The Justice Department has made a number of arrests, including recently indicting dozens of people in connection with alleged kickback schemes totaling more than $1 billion in which telemedicine companies have asked suppliers to order unnecessary tests and equipment.
But telehealth advocates and experts argue that much of what the DOJ found is not specific to telemedicine and should not be cited as a reason for restricting access to telehealth.
“The title talks about telemedicine, but in reality there was no telemedicine,” said Chad Ellimootil, an assistant professor at the University of Michigan School of Medicine and a telemedicine researcher. “It was just a corrupt practice happening, obviously targeting the elderly and the Medicare program.”
For Doggett, the distinction is largely irrelevant.
“Whatever label is applied, it’s all still fraud,” Doggett said. “We should take reasonable steps to prevent it, not just respond with lawsuits that typically yield no more than pennies on the dollar of stolen billions.”
The cerebral effect
Fraud is not the only threat to the expansion of telehealth. There are also concerns that companies, especially profit-seeking startups, could abuse virtual care by prescribing too many drugs.
This fear has taken on new gravity in light of allegations made against digital health company Cerebral. A former executive has sued the company, saying it tried to prescribe stimulants to all of its patients with attention deficit/hyperactivity disorder when some may not need them.
“When Cerebral determined that patients who were prescribed stimulants were more likely to remain Cerebral customers, the CEO asked Cerebral employees to find ways to prescribe stimulants to more ADHD patients in order to ‘increase retention’, according to the lawsuit.
The DOJ is currently investigating. CEO David Mou said media coverage gave a “distorted view of our exceptional care”, and the company said it was following applicable laws and denied deliberately over-prescribing drugs.
But the temptation to do so is there. STAT reported earlier this month on a “Wild West” of weight loss websites offering rapid prescriptions via telehealth. The article quoted public health experts who were concerned about telehealth companies “appearing just to produce prescriptions for profit” and potential harm to patients.

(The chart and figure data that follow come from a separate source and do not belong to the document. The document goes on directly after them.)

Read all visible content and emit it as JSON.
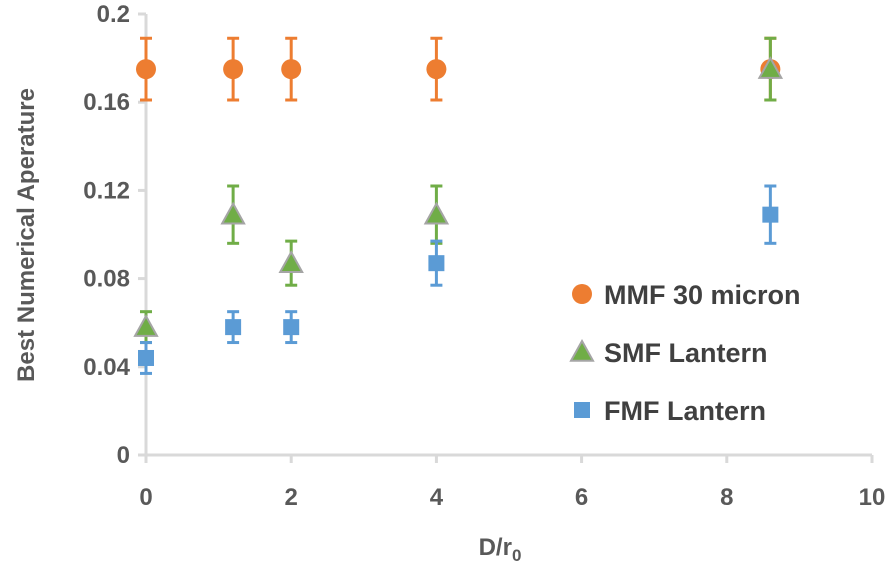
{
  "chart_data": {
    "type": "scatter",
    "title": "",
    "xlabel_main": "D/r",
    "xlabel_sub": "0",
    "ylabel": "Best Numerical Aperature",
    "xlim": [
      0,
      10
    ],
    "ylim": [
      0,
      0.2
    ],
    "x_ticks": [
      "0",
      "2",
      "4",
      "6",
      "8",
      "10"
    ],
    "y_ticks": [
      "0",
      "0.04",
      "0.08",
      "0.12",
      "0.16",
      "0.2"
    ],
    "grid": false,
    "legend_position": "right",
    "series": [
      {
        "name": "MMF 30 micron",
        "marker": "circle",
        "color": "#ED7D31",
        "x": [
          0,
          1.2,
          2,
          4,
          8.6
        ],
        "y": [
          0.175,
          0.175,
          0.175,
          0.175,
          0.175
        ],
        "err": [
          0.014,
          0.014,
          0.014,
          0.014,
          0.014
        ]
      },
      {
        "name": "SMF Lantern",
        "marker": "triangle",
        "color": "#70AD47",
        "x": [
          0,
          1.2,
          2,
          4,
          8.6
        ],
        "y": [
          0.058,
          0.109,
          0.087,
          0.109,
          0.175
        ],
        "err": [
          0.007,
          0.013,
          0.01,
          0.013,
          0.014
        ]
      },
      {
        "name": "FMF Lantern",
        "marker": "square",
        "color": "#5B9BD5",
        "x": [
          0,
          1.2,
          2,
          4,
          8.6
        ],
        "y": [
          0.044,
          0.058,
          0.058,
          0.087,
          0.109
        ],
        "err": [
          0.007,
          0.007,
          0.007,
          0.01,
          0.013
        ]
      }
    ]
  }
}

“That’s the real problem with telehealth that you’re starting to see,” Miranda Hooker, a partner at Troutman Pepper and a former federal prosecutor, told POLITICO. “Are these services for which we should pay? »
As with fraud, however, it’s unclear whether overprescribing is a widespread problem.
Either way, many big pharmacies are taking notice and have stopped filling prescriptions from Cerebral and other digital health companies.
Overuse
Policy makers looking to limit the cost of health care also have reason to fear that telehealth will lead to an overuse of resources. The convenience of online care could encourage people to schedule more appointments and doctors to request more services than needed.
The jury is still out on whether that is the case.
There is evidence of an increase in demands for digital health as part of expanded access. JAMA Internal Medicine published a research letter by Harvard faculty earlier this month, who said Medicare claims for devices that measure blood pressure, diabetes and other health conditions skyrocketed after the government approved them for home use in 2019. Growth was most pronounced during the pandemic.
“Sometimes it’s easy for us to talk about fraud because it sounds more resonant, but the bigger political problem is overuse,” Mehrotra said. “The next question is whether this increase in healing is of low value or high value.”
Other research is more encouraging for telehealth advocates. Ellimootil and his colleagues at the University of Michigan found that pandemic waivers did not increase use as dreaded.
Telehealth visits accounted for about 9% of outpatient visits among Medicare beneficiaries at the end of 2021, the study found, and overall outpatient management visits were about 289 million in 2019 before dropping to 255 million in 2020. and 261 million in 2021.